The PA Black Fly Suppression Program provides relief to millions of Pennsylvania residents and tourists each summer. Black flies have been a recognized pest of humans and livestock in Pennsylvania since the 1970s. Black flies have been present in Pennsylvania since pre-Columbian times. There is anecdotal evidence of pest level populations of black flies from the late 1800s through present in some areas of Pennsylvania, and that black flies were present in pest numbers in some areas in the 1950s and 1960s. In many areas the black fly populations were present for many years before the program provided service. In other areas, such as acid affected streams where discharges have been eliminated or treated, black fly populations have developed to relatively high levels in a single season and have remained at those levels, unless affected by a pollution incident. The black fly populations have built to a high stable endemic population and remain at that level.

The recent expansion of black fly problems in Pennsylvania appears to parallel improvements in water quality. Many large waterways in Pennsylvania were severely degraded by the beginning of the twentieth century because of unregulated logging, acid-mine drainage, untreated sewage, industry, and urban sprawl. Individuals began to recognize the detrimental effects these impacts were having on the Commonwealth's aquatic ecosystems. An effort was made to reverse this trend. Over the last several decades, many streams and rivers began to show various degrees of recovery, including the return of diverse assemblages of macroinvertebrates and fish. This list included the return of many pollution-sensitive organisms. One such taxon which is recovering in vast numbers is the black fly (Diptera: Simuliidae). The larvae of this group spend the immature stages of their life in fast-flowing waters, feeding on minute particles that are filtered out of the water column. The adults emerge from their aquatic habitat and many species become serious pests of both humans and livestock because of their persistent biting and swarming behavior. As many of our state's waterways continue to show signs of improving water quality many systems will support a diverse black fly fauna and black fly-human conflicts will continue to rise.

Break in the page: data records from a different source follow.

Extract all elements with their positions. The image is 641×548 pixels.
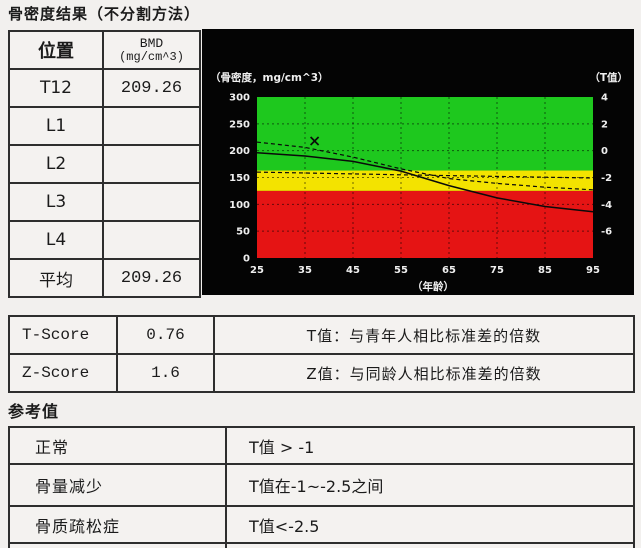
bmd-row-l1: L1 <box>8 106 201 146</box>
z-score-value: 1.6 <box>116 353 215 393</box>
bmd-row-l4: L4 <box>8 220 201 260</box>
score-table: T-Score 0.76 T值：与青年人相比标准差的倍数 Z-Score 1.6… <box>8 315 635 393</box>
y-axis-left-tick: 0 <box>243 254 250 265</box>
bmd-value-cell: 209.26 <box>102 68 201 108</box>
reference-category-cell: 骨量减少 <box>8 463 227 507</box>
x-axis-tick: 65 <box>442 265 456 276</box>
reference-row-clipped <box>8 542 635 548</box>
bmd-header-line1: BMD <box>139 35 164 51</box>
bmd-header-row: 位置 BMD (mg/cm^3) <box>8 30 201 70</box>
bmd-position-cell: T12 <box>8 68 104 108</box>
bmd-header-line2: (mg/cm^3) <box>119 49 184 64</box>
x-axis-tick: 35 <box>298 265 312 276</box>
y-axis-right-tick: -6 <box>601 227 612 238</box>
bmd-value-cell <box>102 220 201 260</box>
y-axis-left-tick: 300 <box>229 93 250 104</box>
reference-criteria-cell <box>225 542 635 548</box>
bmd-value-cell <box>102 182 201 222</box>
z-score-label: Z-Score <box>8 353 118 393</box>
y-axis-right-tick: -2 <box>601 173 612 184</box>
bmd-row-l3: L3 <box>8 182 201 222</box>
reference-criteria-cell: T值<-2.5 <box>225 505 635 544</box>
x-axis-tick: 55 <box>394 265 408 276</box>
y-axis-left-tick: 150 <box>229 173 250 184</box>
bmd-position-cell: L1 <box>8 106 104 146</box>
bmd-value-header: BMD (mg/cm^3) <box>102 30 201 70</box>
reference-criteria-cell: T值 > -1 <box>225 426 635 465</box>
y-axis-right-title: （T值） <box>589 71 628 84</box>
z-score-row: Z-Score 1.6 Z值：与同龄人相比标准差的倍数 <box>8 353 635 393</box>
y-axis-left-title: （骨密度，mg/cm^3） <box>210 71 329 84</box>
reference-criteria-cell: T值在-1~-2.5之间 <box>225 463 635 507</box>
reference-values-heading: 参考值 <box>8 402 60 421</box>
bmd-value-cell: 209.26 <box>102 258 201 298</box>
bmd-value-cell <box>102 106 201 146</box>
x-axis-title: （年龄） <box>412 280 454 293</box>
reference-mean-solid <box>256 152 594 213</box>
y-axis-right-tick: 2 <box>601 119 608 130</box>
t-score-label: T-Score <box>8 315 118 355</box>
bmd-row-t12: T12 209.26 <box>8 68 201 108</box>
zone-osteoporosis <box>257 190 593 258</box>
zone-normal <box>257 97 593 171</box>
x-axis-tick: 95 <box>586 265 600 276</box>
bmd-age-chart: 0 50 100 150 200 250 300 4 2 0 -2 -4 -6 25 35 45 55 65 75 8… <box>202 29 634 295</box>
bmd-position-cell: L3 <box>8 182 104 222</box>
x-axis-tick: 75 <box>490 265 504 276</box>
bmd-position-header: 位置 <box>8 30 104 70</box>
y-axis-left-tick: 200 <box>229 146 250 157</box>
y-axis-left-tick: 100 <box>229 200 250 211</box>
x-axis-tick: 25 <box>250 265 264 276</box>
y-axis-left-tick: 50 <box>236 227 250 238</box>
patient-marker <box>309 136 320 146</box>
reference-upper-dashed <box>256 141 594 191</box>
reference-row-osteopenia: 骨量减少 T值在-1~-2.5之间 <box>8 463 635 507</box>
bmd-value-cell <box>102 144 201 184</box>
reference-row-osteoporosis: 骨质疏松症 T值<-2.5 <box>8 505 635 544</box>
y-axis-left-tick: 250 <box>229 119 250 130</box>
bmd-row-average: 平均 209.26 <box>8 258 201 298</box>
y-axis-right-tick: -4 <box>601 200 612 211</box>
reference-row-normal: 正常 T值 > -1 <box>8 426 635 465</box>
zone-osteopenia <box>257 170 593 191</box>
y-axis-right-tick: 4 <box>601 93 608 104</box>
z-score-description: Z值：与同龄人相比标准差的倍数 <box>213 353 635 393</box>
bmd-position-cell: L2 <box>8 144 104 184</box>
page-title: 骨密度结果（不分割方法） <box>8 5 201 23</box>
bmd-table: 位置 BMD (mg/cm^3) T12 209.26 L1 L2 L3 L4 <box>8 30 201 298</box>
reference-category-cell: 正常 <box>8 426 227 465</box>
t-score-row: T-Score 0.76 T值：与青年人相比标准差的倍数 <box>8 315 635 355</box>
reference-table: 正常 T值 > -1 骨量减少 T值在-1~-2.5之间 骨质疏松症 T值<-2… <box>8 426 635 548</box>
bmd-position-cell: 平均 <box>8 258 104 298</box>
y-axis-right-tick: 0 <box>601 146 608 157</box>
x-axis-tick: 45 <box>346 265 360 276</box>
reference-category-cell: 骨质疏松症 <box>8 505 227 544</box>
bmd-unit-header: BMD (mg/cm^3) <box>105 35 198 64</box>
x-axis-tick: 85 <box>538 265 552 276</box>
bmd-position-cell: L4 <box>8 220 104 260</box>
t-score-description: T值：与青年人相比标准差的倍数 <box>213 315 635 355</box>
bmd-row-l2: L2 <box>8 144 201 184</box>
reference-category-cell <box>8 542 227 548</box>
t-score-value: 0.76 <box>116 315 215 355</box>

NAGFrom 1981 through 1983, citizens complained about adult black flies in the Harrisburg area. They formed a citizens group, Neighbors Against Gnats (NAG). These citizens met with elected officials and industry leaders in the area to seek funding for a community wide solution to their problem. They obtained radio, television and print media time to ask for donations to establish an area wide treatment program. In 1983, with the support of NAG and the Lower Dauphin County Council of Governments, Department of Environmental Resources staff contracted to have the first experimental treatment program. The project used helicopters to apply Bti to a section of the Susquehanna River and to a portion of the Conodoguinet and Swatara Creeks. The program proved to be successful in reducing adult black fly populations for a short time. In 1985, a larger program involving 107 miles of the Susquehanna River , Conodoguinet Creek and Swatara Creek began. This project also proved successful, but by midsummer, black flies were drifting into the area from the lower Juniata River basin. The program again expanded in 1986 to include not only the lower Juniata River, but a total of 535 stream miles in 17 counties in the Susquehanna and Allegheny River basins. In 1996, the program expanded into the Delaware River basin, and in 2001 into the Schuylkill River basin.